Apache Corp. Chairman Raymond Plank, continues to blast energy marketing firms, saying the U.S. Department of Justice must follow through on corporate crime and punishment. “The Justice Department appears to be moving very slowly, and occasionally netting a small fry, while letting the larger guys — the guys who take the elevator to the top floor — continue” to move freely.

“There is an awful lot of self-interest at the present time in those who would rise again from the ashes where government has not accepted responsibility of cleaning up the messes and providing the structure under which, consumers and producers…can more closely relate on narrower margins for those who were full-service providers in the past,” the 81-year old Plank told the LDC Forum in Chicago, sponsored by Interchange Energy.

“I happen to believe that either praise or punishment needs to follow eminently that which is praiseworthy, or the punishment…follow where the kid or the adult gets badly out of line and contributes to the kind of situation that we see, not only in gas price volatility, but in the inducement of volatility through manipulation.”

The inherent volatility of natural gas attracts speculators, which further increases the price swings, Plank said. In the long run, he noted that volatility through manipulation doesn’t help anyone but the guys at the top. “If we see much more $10/Mcf gas, you’re not going to see a gas industry. The consumer just isn’t going to be able to pay it. What you’re going to have [is] demand destruction that is…impacting and reducing the amount of natural gas that is going to be sold in this country to an industrial market, because it can go someplace else.”

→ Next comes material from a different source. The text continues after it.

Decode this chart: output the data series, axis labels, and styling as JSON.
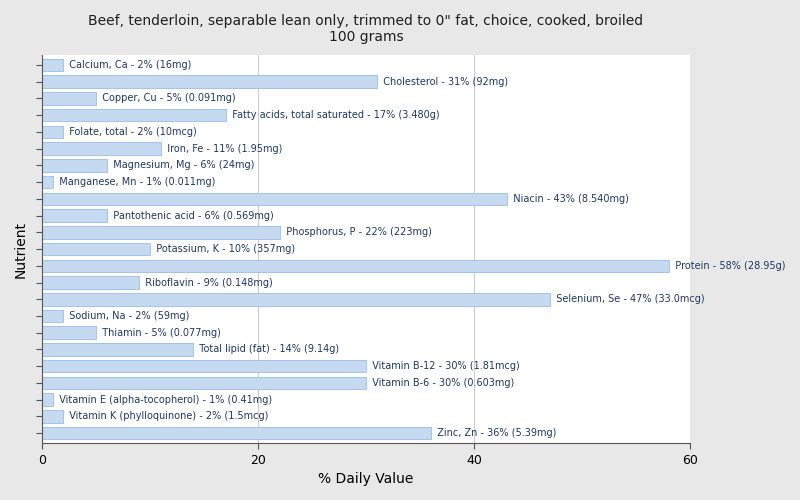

Referring to a “Turd Bad Apple Chart” that included AEP, Aquila, CMS, Duke, Dynegy, El Paso, Enron, Mirant, Reliant and Williams, Plank said “crime does not pay the shareholders. If you’ve got that volatility, that induced volatility, our industry has got really tough times ahead of it, when it shouldn’t. There is a great deal of gas, at least as so far as we are concerned, particularly to be brought in from across the border from Alberta, BC and on up into the Northwest Territories.” He added that Apache is currently “drilling, and we are finding [gas].”

Consulting the chart, Plank said by Jan. 1, 2001, the 10 companies had a combined market value of $184.2 billion. By Aug. 25, 2003, their market value after “a significant percentage recovery,” was $29.3 billion, and their loss was 84% of their value “once people caught on to them.”

“Unfortunately, a lot of that stuck to the fingers of the greedy, and unfortunately they are not in jail yet,” and used some more colorful language to make his point. “So again, we would like to see crime and punishment be more closely associated.”

Regarding Apache’s staunch support of having FERC make price reporting mandatory, Plank read a letter to the audience that he had sent to Federal Energy Regulatory Commission Chair Pat Wood on Aug. 19. “I regret that the ilk of those opposing mandatory reporting as a means of assurance against price manipulation and restoration of confidence in the energy markets includes those who disadvantaged consumers and producers alike. For I question why those who have raped the markets should be accorded time-of-day credibility in the first place.”

The Apache chairman rambled through a history of his company and touched on the dangers of terrorism and the need to educate today’s youth in his keynote presentation in Chicago.